Fat out issue at 115 F

  • Anyone ever have issues with fat out at temps lower than the normal (160 F). Got a heritage breed sow from a farm - not store bought pork shoulder like we normally use - and everything we have made that was cured / smoked has had fat out at very low temps. Never had this issue with anything we have made before. Any ideas?

  • Do you know what breed the hog was? Some breeds are known as lard breeds. They are bred more for the use of the lard rather then the meat. While processing these types of hogs, their fat is extremely greasy even in cool temps and does even begin to render at room temperature. I haven’t personally cured or tried to smoke any meat from lard hogs, but would not be surprised if this was your issue. Try and find out the breed and do a little research on it.

  • Deepwoodsbutcher thanks for the reply. I checked and one was a Tamworth and the other was a Wattle.

  • Team Blue

    FireHorse When you get that type of product, the only way is to cold smoke. That’s the only way I know is another guy in the business receives those after a talk. He also said that sausages from that batch really work out well in casserole type dinners (example: kraut, jambalya, etc) because of the fat out issue.

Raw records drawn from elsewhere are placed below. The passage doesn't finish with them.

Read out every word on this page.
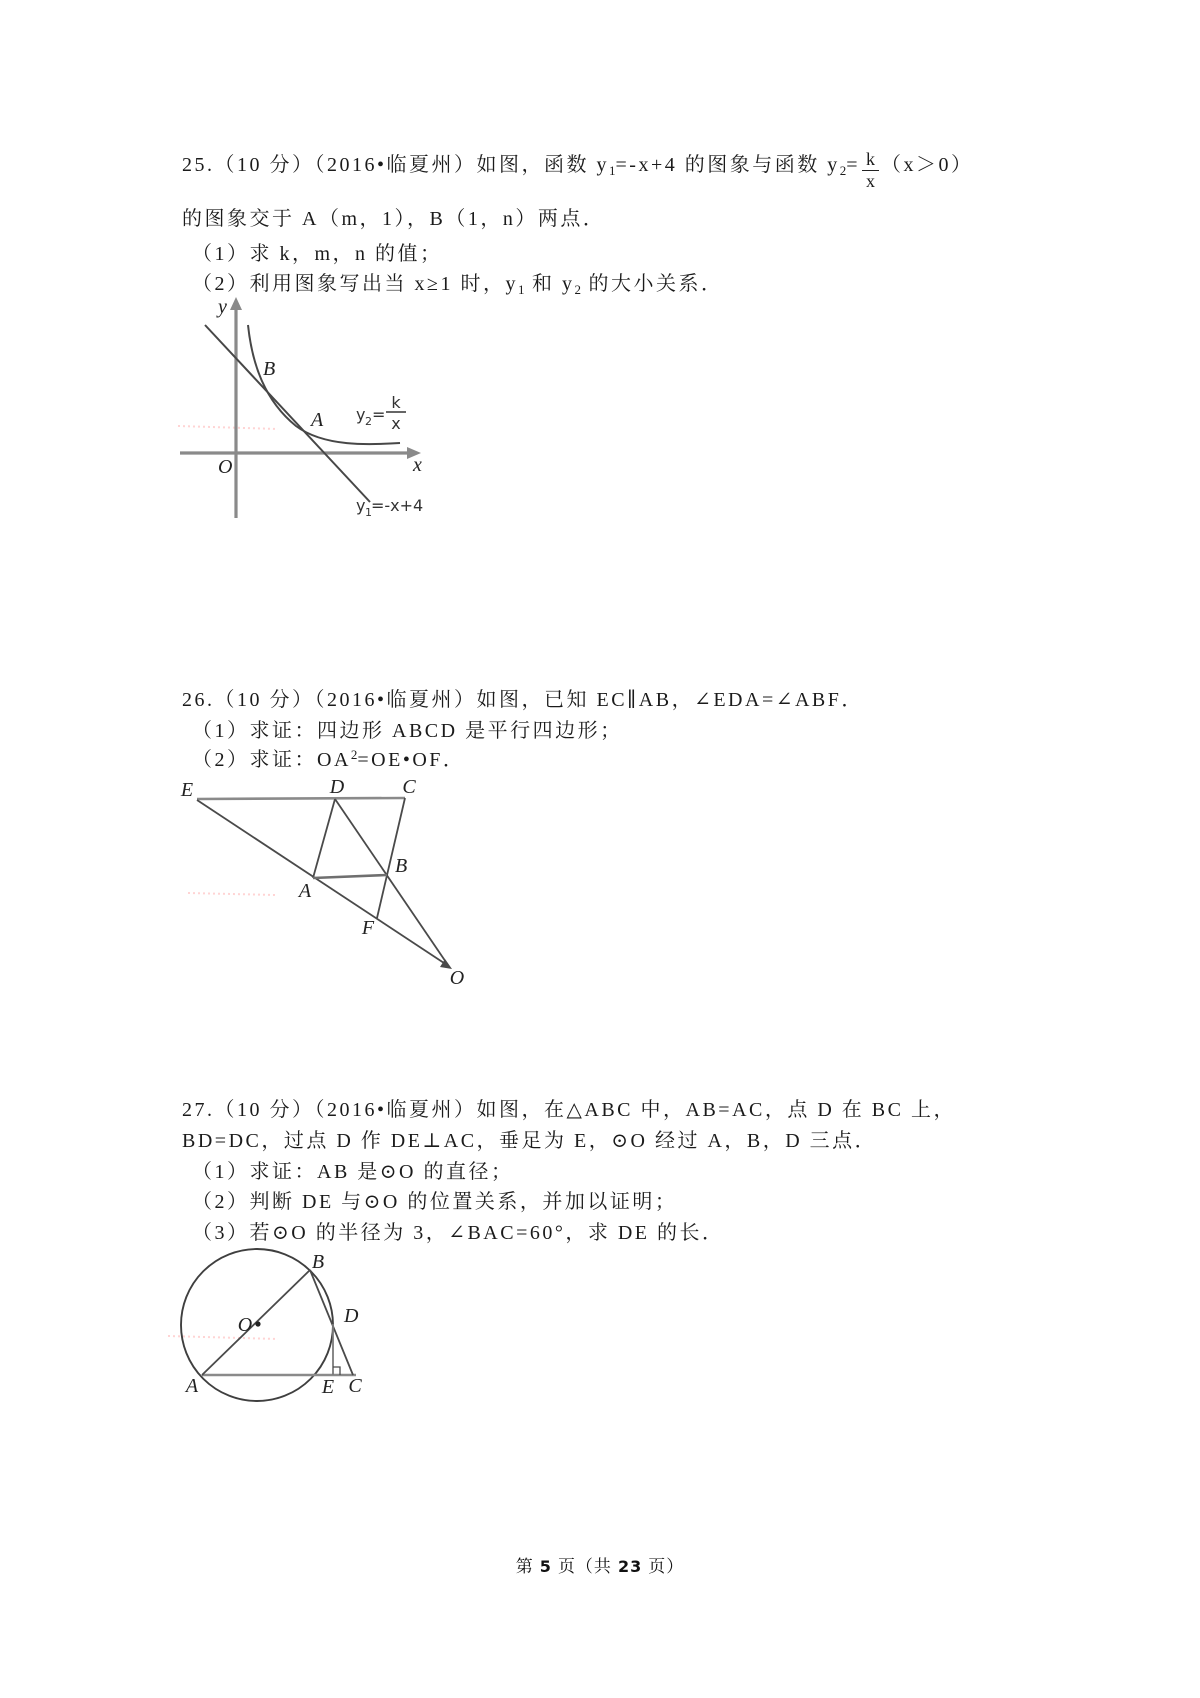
25.（10 分）（2016•临夏州）如图，函数 $y_1=-x+4$ 的图象与函数 $y_2= \frac{k}{x} (x>0)$
的图象交于 A（m，1），B（1，n）两点．
（1）求 k，m，n 的值；
（2）利用图象写出当 x≥1 时，$y_1$ 和 $y_2$ 的大小关系．
y
x
O
B
A y 2 =
k
x
y 1 =-x+4
26.（10 分）（2016•临夏州）如图，已知 EC∥AB，∠EDA=∠ABF．
（1）求证：四边形 ABCD 是平行四边形；
（2）求证：$OA^2=OE•OF$．
E	D	C
A
B
F
O
27.（10 分）（2016•临夏州）如图，在△ABC 中，AB=AC，点 D 在 BC 上，
BD=DC，过点 D 作 DE⊥AC，垂足为 E，⊙O 经过 A，B，D 三点．
（1）求证：AB 是⊙O 的直径；
（2）判断 DE 与⊙O 的位置关系，并加以证明；
（3）若⊙O 的半径为 3，∠BAC=60°，求 DE 的长．
O
B
D
A	E C
第 5 页（共 23 页）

  • Team Blue Dry Cured Sausage Admin Walton's Employee Canning

    FireHorse Lets ask Departing Contestant if he has any ideas on what could be done? My initial thought was that it was a breed thing but maybe there is something to be done that would change this. If there is, I am guessing he will know!

  • Regular Contributors

    My only knowledge of Heritage Pork is that they are well marbled and have more fat. Most of the hogs I am familiar with are Yorkshire and a few odd Durocs.
    I can only repeat what I am told. If there is that much more fat in the heritage my thoughts are that you either need to trim the surface fat more, add more salt to bind, and mix longer. Deepwoodsbutcher has a good point. I remember Grandma talking about “Lard Hogs” they got for rendering and “good grease in the pan after frying sausage for frying bread and biscuits”.

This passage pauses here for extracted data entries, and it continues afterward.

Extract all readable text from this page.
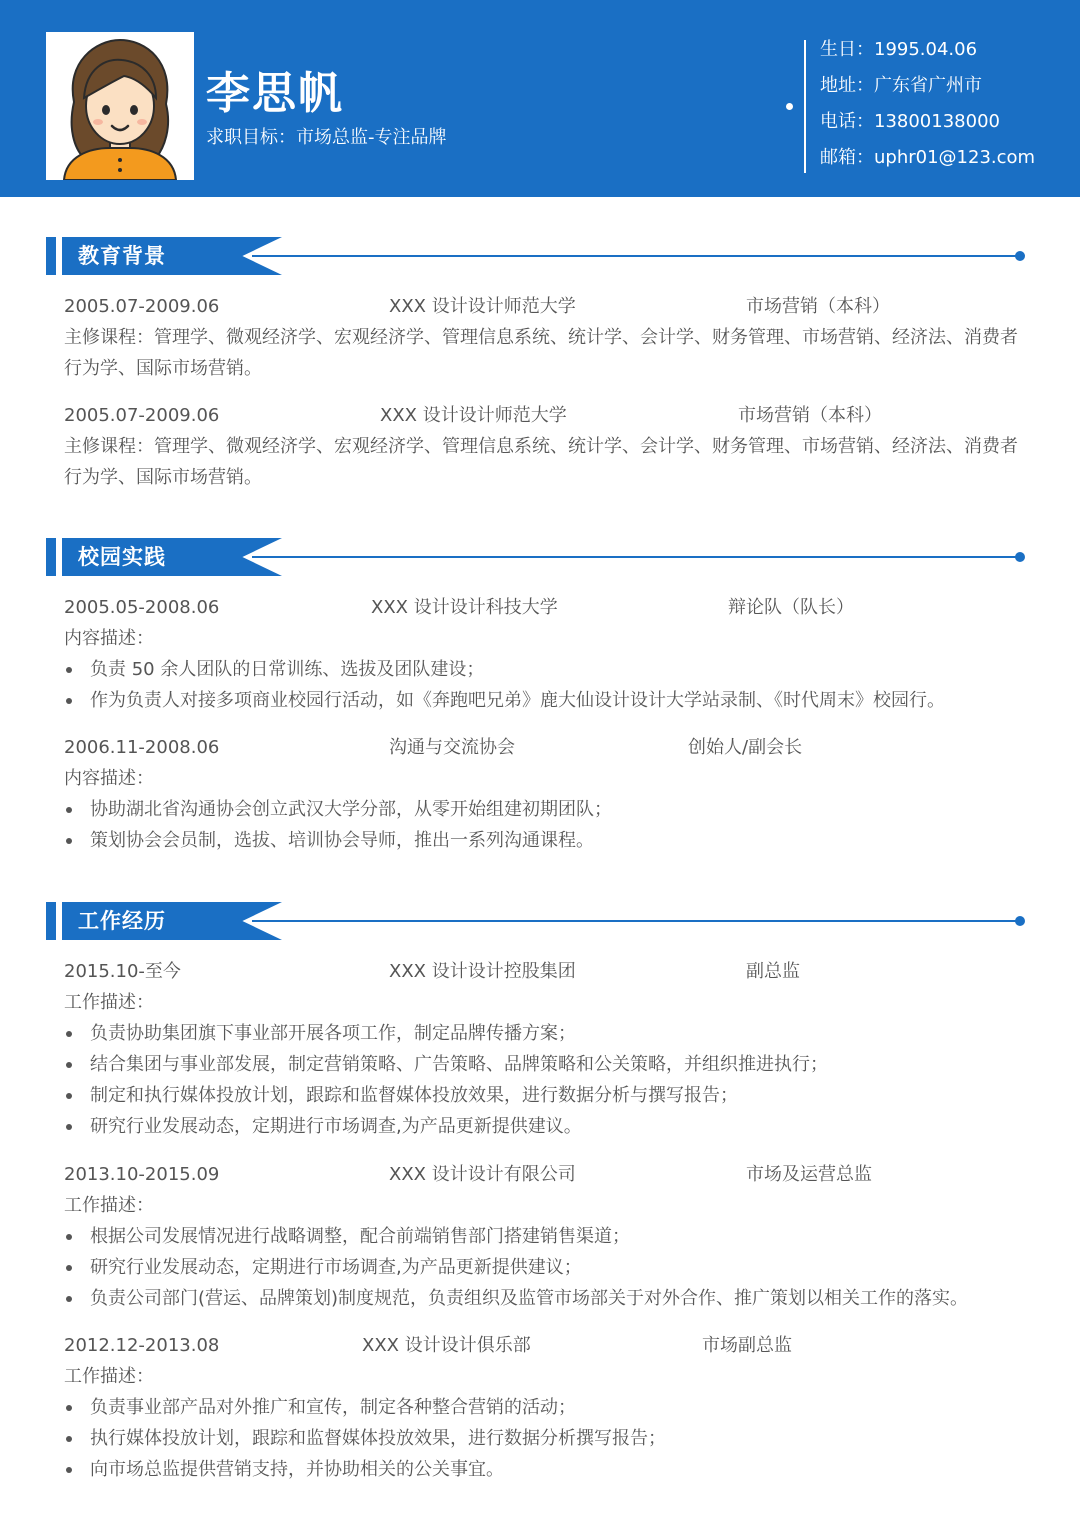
李思帆
求职目标：市场总监-专注品牌
生日：1995.04.06
地址：广东省广州市
电话：13800138000
邮箱：uphr01@123.com
教育背景
2005.07-2009.06	XXX 设计设计师范大学	市场营销（本科）
主修课程：管理学、微观经济学、宏观经济学、管理信息系统、统计学、会计学、财务管理、市场营销、经济法、消费者行为学、国际市场营销。
2005.07-2009.06	XXX 设计设计师范大学	市场营销（本科）
主修课程：管理学、微观经济学、宏观经济学、管理信息系统、统计学、会计学、财务管理、市场营销、经济法、消费者行为学、国际市场营销。
校园实践
2005.05-2008.06	XXX 设计设计科技大学	辩论队（队长）
内容描述：
负责 50 余人团队的日常训练、选拔及团队建设；
作为负责人对接多项商业校园行活动，如《奔跑吧兄弟》鹿大仙设计设计大学站录制、《时代周末》校园行。
2006.11-2008.06	沟通与交流协会	创始人/副会长
内容描述：
协助湖北省沟通协会创立武汉大学分部，从零开始组建初期团队；
策划协会会员制，选拔、培训协会导师，推出一系列沟通课程。
工作经历
2015.10-至今	XXX 设计设计控股集团	副总监
工作描述：
负责协助集团旗下事业部开展各项工作，制定品牌传播方案；
结合集团与事业部发展，制定营销策略、广告策略、品牌策略和公关策略，并组织推进执行；
制定和执行媒体投放计划，跟踪和监督媒体投放效果，进行数据分析与撰写报告；
研究行业发展动态，定期进行市场调查,为产品更新提供建议。
2013.10-2015.09	XXX 设计设计有限公司	市场及运营总监
工作描述：
根据公司发展情况进行战略调整，配合前端销售部门搭建销售渠道；
研究行业发展动态，定期进行市场调查,为产品更新提供建议；
负责公司部门(营运、品牌策划)制度规范，负责组织及监管市场部关于对外合作、推广策划以相关工作的落实。
2012.12-2013.08	XXX 设计设计俱乐部	市场副总监
工作描述：
负责事业部产品对外推广和宣传，制定各种整合营销的活动；
执行媒体投放计划，跟踪和监督媒体投放效果，进行数据分析撰写报告；
向市场总监提供营销支持，并协助相关的公关事宜。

  • Thanks. We butchered ourselves and i can say that the meat had a greasy feel to it. Never felt that with store bought pork shoulders for sure. We haven’t had any issues with fresh sausage recipes using this pork - they

  • Sorry hit button too soon - . . . They all turned out well. Anything we smoked or had to finish out (marianski’s recipe for mortadella di bologna for example) just oozed grease and finished products were less than desirable. Packaged them up for use in stews etc. as taste was good but . . . I wont use for snack sticks or summer sausage for sure. Thanks for feedback everyone.

  • zbigjeff appreciate the response. We opted to do just that with our andouille recipe. The first round we finished it out and we had fat out as explained. This time we opted to just cold smoke for a couple of hours and package up and finish these on the grill when we decide to eat them. They wept grease so much the smoke had a hard time sticking. However, they were much better that way just finishing them on the grill to eat. It will be interesting to see what happens to the pork bellies when we attempt bacon in a couple of weeks.

  • FireHorse were you able to hang and cool them before you processed them? Just wondering if that may have had anything to do with the issue.

  • Yes we hung and cooled them but maybe not enough. Thanks for raising that. Definitely will keep that in mind if we ever do this again.